There are many complicated nuances that go into the study of human behavior, and particularly what drives people to head down a path of addiction that is difficult to reverse. However, researchers are working a lot harder to discover some of the traits that might be driving the rises in addiction that we are seeing in our culture. Perhaps, along with the socioeconomic factors that are behind it, there is a psychological foundation that has caused this to be so. One such way that researchers have begun to look into, as far as addiction goes, is whether or not personalities that are perceived as risk-takers are more susceptible to getting wrapped up in addiction than people who are not. Here is how this phenomenon has had an effect...
Minds that seek rewards
The chemistry in the brain that is at play behind risk-taking personalities has to do with how they perceive risk-rewards situations. These types of people continually seek out behavior that rewards them with positive feelings. However, this type of reward seeking activity can cloud people’s better judgement. As a person with this type of brain structure begins to use an addictive substance, their mind continues to reward them for the high that they experience when they do so. This builds a self-sustaining cycle of drug use and feelings of reward that are hard to undo.

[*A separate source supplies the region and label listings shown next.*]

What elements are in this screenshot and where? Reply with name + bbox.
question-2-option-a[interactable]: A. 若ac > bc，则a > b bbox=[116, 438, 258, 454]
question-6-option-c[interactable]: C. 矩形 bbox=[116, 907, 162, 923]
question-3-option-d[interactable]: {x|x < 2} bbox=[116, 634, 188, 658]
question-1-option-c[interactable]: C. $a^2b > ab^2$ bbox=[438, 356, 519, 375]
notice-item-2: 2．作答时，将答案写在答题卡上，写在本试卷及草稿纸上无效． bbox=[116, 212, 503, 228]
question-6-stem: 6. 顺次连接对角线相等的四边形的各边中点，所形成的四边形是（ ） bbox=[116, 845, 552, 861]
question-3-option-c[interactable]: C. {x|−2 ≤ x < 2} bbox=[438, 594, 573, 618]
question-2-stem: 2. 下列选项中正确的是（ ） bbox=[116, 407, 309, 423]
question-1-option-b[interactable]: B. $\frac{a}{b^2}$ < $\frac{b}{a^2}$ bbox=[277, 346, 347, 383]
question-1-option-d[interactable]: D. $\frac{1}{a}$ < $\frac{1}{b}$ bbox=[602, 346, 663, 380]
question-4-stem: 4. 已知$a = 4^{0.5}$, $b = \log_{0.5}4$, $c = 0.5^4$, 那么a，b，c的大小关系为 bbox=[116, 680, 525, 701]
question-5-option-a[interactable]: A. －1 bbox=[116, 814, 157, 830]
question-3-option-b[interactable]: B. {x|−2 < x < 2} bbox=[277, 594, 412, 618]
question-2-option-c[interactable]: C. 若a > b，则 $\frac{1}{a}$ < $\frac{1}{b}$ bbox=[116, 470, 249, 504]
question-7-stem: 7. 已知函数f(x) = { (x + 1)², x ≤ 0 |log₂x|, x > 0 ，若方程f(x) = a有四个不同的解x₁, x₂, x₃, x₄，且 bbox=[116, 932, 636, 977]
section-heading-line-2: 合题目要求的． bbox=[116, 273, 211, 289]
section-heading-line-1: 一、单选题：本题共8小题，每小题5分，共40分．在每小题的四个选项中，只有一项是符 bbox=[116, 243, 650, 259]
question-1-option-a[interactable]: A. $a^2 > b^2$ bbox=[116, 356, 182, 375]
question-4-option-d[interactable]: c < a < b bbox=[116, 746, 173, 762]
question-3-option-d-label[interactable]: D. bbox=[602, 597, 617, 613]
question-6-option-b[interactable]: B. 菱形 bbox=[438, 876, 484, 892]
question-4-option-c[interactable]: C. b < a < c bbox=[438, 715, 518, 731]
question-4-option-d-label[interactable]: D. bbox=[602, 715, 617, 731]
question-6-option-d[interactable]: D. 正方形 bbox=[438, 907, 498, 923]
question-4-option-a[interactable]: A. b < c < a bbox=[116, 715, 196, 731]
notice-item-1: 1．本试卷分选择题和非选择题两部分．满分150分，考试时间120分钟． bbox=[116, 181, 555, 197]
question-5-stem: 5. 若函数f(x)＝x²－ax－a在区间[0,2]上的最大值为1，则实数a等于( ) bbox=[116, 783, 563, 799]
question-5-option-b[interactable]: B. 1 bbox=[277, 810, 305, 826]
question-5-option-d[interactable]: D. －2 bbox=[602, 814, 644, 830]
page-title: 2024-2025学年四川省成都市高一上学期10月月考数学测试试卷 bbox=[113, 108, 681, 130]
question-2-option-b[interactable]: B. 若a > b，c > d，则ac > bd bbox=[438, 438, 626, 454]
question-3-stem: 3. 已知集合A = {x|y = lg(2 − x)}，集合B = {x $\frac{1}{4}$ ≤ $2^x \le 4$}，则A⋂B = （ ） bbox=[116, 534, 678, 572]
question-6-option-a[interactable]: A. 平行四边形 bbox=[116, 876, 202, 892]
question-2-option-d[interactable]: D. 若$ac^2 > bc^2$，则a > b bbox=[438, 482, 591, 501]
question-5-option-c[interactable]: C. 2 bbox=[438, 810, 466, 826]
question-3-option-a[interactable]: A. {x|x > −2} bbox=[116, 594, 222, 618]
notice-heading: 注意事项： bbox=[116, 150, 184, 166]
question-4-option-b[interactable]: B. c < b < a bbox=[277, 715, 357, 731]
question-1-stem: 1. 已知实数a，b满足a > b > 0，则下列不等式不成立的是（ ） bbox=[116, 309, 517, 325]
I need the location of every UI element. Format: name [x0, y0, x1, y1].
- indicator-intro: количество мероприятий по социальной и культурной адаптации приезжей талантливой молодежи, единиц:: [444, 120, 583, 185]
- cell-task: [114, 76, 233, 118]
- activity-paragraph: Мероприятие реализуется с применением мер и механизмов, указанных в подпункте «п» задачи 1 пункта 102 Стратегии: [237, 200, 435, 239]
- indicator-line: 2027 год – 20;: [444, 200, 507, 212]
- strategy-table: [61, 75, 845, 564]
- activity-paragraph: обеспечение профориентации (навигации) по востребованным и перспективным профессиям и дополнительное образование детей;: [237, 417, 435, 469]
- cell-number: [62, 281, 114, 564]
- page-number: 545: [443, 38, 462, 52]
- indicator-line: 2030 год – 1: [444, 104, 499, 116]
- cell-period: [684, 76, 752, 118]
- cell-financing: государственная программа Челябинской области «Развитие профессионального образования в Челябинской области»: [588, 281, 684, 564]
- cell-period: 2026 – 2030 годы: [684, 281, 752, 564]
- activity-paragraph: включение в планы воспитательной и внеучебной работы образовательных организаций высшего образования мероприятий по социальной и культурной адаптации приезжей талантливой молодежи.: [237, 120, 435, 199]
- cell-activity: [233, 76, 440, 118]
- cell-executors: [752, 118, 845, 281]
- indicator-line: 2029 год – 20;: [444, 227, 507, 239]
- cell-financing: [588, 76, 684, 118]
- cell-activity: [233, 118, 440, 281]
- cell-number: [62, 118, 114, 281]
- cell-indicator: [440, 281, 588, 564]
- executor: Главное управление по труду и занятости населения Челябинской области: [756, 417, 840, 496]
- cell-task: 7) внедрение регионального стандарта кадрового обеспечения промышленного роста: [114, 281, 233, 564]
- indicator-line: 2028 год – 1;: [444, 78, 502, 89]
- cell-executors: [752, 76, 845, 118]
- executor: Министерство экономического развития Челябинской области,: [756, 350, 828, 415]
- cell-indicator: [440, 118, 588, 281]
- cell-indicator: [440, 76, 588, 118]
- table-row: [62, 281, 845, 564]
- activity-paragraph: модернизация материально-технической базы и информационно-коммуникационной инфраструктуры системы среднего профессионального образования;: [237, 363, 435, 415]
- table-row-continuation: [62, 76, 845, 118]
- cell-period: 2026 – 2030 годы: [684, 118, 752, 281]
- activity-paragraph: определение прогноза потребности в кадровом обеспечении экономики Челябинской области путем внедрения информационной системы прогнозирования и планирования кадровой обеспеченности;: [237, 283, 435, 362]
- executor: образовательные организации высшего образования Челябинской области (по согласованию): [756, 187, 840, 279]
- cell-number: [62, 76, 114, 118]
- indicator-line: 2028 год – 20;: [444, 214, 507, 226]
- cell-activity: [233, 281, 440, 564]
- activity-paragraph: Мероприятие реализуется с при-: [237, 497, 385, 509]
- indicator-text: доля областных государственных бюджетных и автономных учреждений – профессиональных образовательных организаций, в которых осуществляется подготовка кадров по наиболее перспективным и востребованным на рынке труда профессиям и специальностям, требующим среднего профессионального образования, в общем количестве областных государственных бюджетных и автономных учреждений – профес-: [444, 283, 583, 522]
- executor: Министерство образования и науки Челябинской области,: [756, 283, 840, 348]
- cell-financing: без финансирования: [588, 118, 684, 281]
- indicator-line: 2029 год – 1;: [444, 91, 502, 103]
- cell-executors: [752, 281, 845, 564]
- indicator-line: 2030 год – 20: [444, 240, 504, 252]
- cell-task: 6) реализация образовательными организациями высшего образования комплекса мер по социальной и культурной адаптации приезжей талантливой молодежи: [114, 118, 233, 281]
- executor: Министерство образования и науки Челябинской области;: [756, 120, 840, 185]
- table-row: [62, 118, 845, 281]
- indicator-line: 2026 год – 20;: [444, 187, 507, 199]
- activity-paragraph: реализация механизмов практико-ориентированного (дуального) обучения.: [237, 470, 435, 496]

Leads to a more party-oriented drug culture
There is a correlation between people who exhibit risk taking behavior and people who are incredibly outgoing. This leads many people who may be more susceptible to substance abuse with other people who have the same risks. Years of this type of social interaction has caused some more outgoing venues, such as party scenes, to become a haven for drug-infused behavior. This has laid a foundation in the country’s drug culture as something that is more party-oriented and “fun,” which makes the image of certain substances harder to combat.
People with risk-taking personalities are more likely to initially try a drug
At the root of risk taking behavior being correlated with drug use, though, might actually simply be that people who exhibit such behavior are more likely to try illicit substances in the first place. People who engage in risk-reward activities are less likely to shy away from something that they perceive as unsafe or dangerous, and will try something out just for the experience of it.